Prière d’écrire également aux représentations diplomatiques du Burundi dans vos pays respectifs.

***

Paris-Genève, le 4 août 2015

Merci de bien vouloir informer l’Observatoire de toute action entreprise en indiquant le code de cet appel.

L’Observatoire, programme de la FIDH et de l’OMCT, a vocation à protéger les défenseurs des droits de l’Homme victimes de violations et à leur apporter une aide aussi concrète que possible.

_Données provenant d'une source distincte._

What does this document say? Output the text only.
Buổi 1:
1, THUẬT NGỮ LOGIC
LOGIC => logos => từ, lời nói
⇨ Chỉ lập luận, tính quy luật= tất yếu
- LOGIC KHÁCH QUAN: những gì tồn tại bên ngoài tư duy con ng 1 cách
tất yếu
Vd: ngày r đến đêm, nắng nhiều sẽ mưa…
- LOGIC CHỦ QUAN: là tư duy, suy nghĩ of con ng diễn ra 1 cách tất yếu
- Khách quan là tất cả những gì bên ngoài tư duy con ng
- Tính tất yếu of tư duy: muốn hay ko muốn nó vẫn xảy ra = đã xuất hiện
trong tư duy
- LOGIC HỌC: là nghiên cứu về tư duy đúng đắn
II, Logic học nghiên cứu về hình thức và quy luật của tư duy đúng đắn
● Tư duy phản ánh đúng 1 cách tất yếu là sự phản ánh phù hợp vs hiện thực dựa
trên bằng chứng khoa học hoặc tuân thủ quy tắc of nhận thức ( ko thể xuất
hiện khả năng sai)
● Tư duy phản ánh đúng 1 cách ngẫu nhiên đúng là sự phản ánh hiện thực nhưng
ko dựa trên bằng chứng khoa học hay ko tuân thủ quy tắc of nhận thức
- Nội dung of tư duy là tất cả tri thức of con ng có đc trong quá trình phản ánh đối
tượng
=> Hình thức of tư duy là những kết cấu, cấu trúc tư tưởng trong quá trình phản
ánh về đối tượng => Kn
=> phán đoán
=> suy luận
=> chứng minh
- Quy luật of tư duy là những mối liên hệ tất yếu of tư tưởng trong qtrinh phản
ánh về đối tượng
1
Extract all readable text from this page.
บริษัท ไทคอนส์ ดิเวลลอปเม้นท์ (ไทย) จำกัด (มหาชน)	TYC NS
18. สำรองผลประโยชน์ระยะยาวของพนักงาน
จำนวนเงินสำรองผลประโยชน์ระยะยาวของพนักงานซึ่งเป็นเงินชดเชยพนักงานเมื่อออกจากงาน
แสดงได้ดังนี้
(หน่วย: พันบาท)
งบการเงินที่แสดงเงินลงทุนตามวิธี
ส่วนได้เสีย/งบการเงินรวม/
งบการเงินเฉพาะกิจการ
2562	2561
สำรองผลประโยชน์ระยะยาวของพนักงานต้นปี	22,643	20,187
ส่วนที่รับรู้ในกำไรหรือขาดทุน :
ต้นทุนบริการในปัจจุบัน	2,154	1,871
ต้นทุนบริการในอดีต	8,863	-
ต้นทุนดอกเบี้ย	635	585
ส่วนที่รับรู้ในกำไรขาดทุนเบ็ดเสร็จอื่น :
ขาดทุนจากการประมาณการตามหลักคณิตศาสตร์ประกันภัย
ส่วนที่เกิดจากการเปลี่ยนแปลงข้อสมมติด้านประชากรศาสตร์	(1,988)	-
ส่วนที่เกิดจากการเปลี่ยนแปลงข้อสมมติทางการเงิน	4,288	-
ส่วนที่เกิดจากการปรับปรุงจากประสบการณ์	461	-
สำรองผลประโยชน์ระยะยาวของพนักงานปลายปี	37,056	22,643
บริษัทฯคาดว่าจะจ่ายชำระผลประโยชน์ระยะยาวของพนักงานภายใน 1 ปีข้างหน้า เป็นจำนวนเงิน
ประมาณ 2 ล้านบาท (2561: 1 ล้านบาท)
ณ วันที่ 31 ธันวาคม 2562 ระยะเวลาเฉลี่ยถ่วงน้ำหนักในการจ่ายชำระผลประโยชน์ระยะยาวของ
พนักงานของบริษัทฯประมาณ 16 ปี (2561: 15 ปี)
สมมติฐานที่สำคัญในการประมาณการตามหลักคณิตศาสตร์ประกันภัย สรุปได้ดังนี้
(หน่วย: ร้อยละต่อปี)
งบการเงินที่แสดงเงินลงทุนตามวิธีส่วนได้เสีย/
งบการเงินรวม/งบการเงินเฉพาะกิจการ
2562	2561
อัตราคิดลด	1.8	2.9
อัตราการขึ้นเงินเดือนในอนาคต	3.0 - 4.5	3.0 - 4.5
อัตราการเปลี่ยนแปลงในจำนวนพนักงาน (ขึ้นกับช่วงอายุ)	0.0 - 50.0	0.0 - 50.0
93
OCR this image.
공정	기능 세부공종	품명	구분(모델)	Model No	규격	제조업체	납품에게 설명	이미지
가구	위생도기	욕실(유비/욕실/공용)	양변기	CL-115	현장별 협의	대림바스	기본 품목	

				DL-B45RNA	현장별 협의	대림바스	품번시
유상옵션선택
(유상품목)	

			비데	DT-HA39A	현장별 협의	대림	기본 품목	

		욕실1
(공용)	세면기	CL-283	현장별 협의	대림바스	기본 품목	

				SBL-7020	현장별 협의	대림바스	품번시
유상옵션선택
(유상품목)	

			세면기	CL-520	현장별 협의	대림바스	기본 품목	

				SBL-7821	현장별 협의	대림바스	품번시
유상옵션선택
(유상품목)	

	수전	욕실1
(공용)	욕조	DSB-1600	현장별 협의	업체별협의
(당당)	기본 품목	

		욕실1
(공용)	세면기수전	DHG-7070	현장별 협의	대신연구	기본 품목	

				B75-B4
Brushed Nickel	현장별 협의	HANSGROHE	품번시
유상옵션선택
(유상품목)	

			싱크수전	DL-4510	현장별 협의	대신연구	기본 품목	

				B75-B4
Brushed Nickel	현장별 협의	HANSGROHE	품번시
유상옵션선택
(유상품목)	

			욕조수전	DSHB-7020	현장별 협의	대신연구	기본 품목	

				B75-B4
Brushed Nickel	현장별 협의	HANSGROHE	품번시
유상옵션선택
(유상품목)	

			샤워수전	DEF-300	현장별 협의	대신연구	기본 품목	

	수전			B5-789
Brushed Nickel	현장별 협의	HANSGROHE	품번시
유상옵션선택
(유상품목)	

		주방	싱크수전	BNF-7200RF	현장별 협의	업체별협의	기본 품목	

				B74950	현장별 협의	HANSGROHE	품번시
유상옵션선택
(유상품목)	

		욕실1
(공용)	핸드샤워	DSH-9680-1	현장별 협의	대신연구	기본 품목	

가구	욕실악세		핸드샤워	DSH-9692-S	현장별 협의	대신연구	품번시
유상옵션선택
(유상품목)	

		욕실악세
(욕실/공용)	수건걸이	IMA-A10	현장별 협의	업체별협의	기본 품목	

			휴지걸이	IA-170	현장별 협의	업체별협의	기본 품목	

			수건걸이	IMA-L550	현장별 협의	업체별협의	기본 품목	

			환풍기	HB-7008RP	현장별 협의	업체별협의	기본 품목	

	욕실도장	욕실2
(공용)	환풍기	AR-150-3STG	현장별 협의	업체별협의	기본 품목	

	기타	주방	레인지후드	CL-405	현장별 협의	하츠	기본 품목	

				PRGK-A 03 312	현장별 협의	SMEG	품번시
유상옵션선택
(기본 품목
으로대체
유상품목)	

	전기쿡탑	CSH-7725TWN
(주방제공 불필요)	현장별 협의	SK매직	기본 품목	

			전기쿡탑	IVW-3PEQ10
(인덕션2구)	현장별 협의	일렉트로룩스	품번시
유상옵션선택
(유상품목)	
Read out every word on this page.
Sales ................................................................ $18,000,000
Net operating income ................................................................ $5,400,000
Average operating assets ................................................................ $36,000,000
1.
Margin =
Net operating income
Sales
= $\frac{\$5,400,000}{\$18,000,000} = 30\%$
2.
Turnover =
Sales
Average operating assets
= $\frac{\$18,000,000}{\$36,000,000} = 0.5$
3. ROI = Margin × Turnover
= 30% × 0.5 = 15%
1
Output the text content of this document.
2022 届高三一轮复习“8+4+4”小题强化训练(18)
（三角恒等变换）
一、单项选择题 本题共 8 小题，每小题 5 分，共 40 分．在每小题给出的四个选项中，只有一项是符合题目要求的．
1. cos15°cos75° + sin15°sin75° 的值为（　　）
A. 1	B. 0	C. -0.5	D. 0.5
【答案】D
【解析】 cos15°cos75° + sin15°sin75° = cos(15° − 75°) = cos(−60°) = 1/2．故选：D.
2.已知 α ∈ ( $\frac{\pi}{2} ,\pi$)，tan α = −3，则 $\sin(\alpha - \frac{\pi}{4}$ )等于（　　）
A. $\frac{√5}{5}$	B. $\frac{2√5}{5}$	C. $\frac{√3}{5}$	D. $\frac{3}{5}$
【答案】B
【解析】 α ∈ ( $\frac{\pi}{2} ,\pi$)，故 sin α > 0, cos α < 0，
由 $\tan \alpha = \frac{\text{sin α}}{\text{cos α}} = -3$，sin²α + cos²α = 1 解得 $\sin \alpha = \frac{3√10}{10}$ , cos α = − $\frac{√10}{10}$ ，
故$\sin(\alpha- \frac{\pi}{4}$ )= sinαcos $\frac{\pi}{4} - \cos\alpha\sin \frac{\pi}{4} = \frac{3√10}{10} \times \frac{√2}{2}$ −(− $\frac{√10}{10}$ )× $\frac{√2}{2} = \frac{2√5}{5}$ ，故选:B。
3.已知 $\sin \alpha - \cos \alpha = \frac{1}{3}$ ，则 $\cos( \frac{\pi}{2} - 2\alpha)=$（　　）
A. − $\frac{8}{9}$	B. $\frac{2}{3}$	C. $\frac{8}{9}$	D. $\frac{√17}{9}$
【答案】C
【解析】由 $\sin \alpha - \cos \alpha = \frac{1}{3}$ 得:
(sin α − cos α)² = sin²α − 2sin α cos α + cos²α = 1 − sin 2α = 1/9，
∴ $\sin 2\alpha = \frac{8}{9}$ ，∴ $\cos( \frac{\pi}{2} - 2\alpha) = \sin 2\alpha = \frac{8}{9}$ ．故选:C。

[1] M. Ninihazwe a précédemment fait l’objet de menaces en raison de ses activités de défense des droits humains et plus particulièrement de son activisme en amont des élections présidentielles (à ce propos voir le Communiqué de presse de l’Observatoire du 28 novembre 2014).
[2] Voir les Appels urgents de l’Observatoire BUR 001 / 0415 / OBS 036 et BUR 001 / 0415 / OBS 036.1, du 28 avril 2015.
[3] Voir les Appels urgents de l’Observatoire BDI 001 / 0514 / OBS 044 du 22 mai 2014, BDI 001 / 0514 / OBS 044.1du 16 juin 2014 et BDI 001 / 0514 / OBS 044.2 du 10 juillet 2014.
[4] Voir l’Appel urgent de l’Observatoire BDI 001 / 0514 / OBS 044.3, du 1 octobre 2014.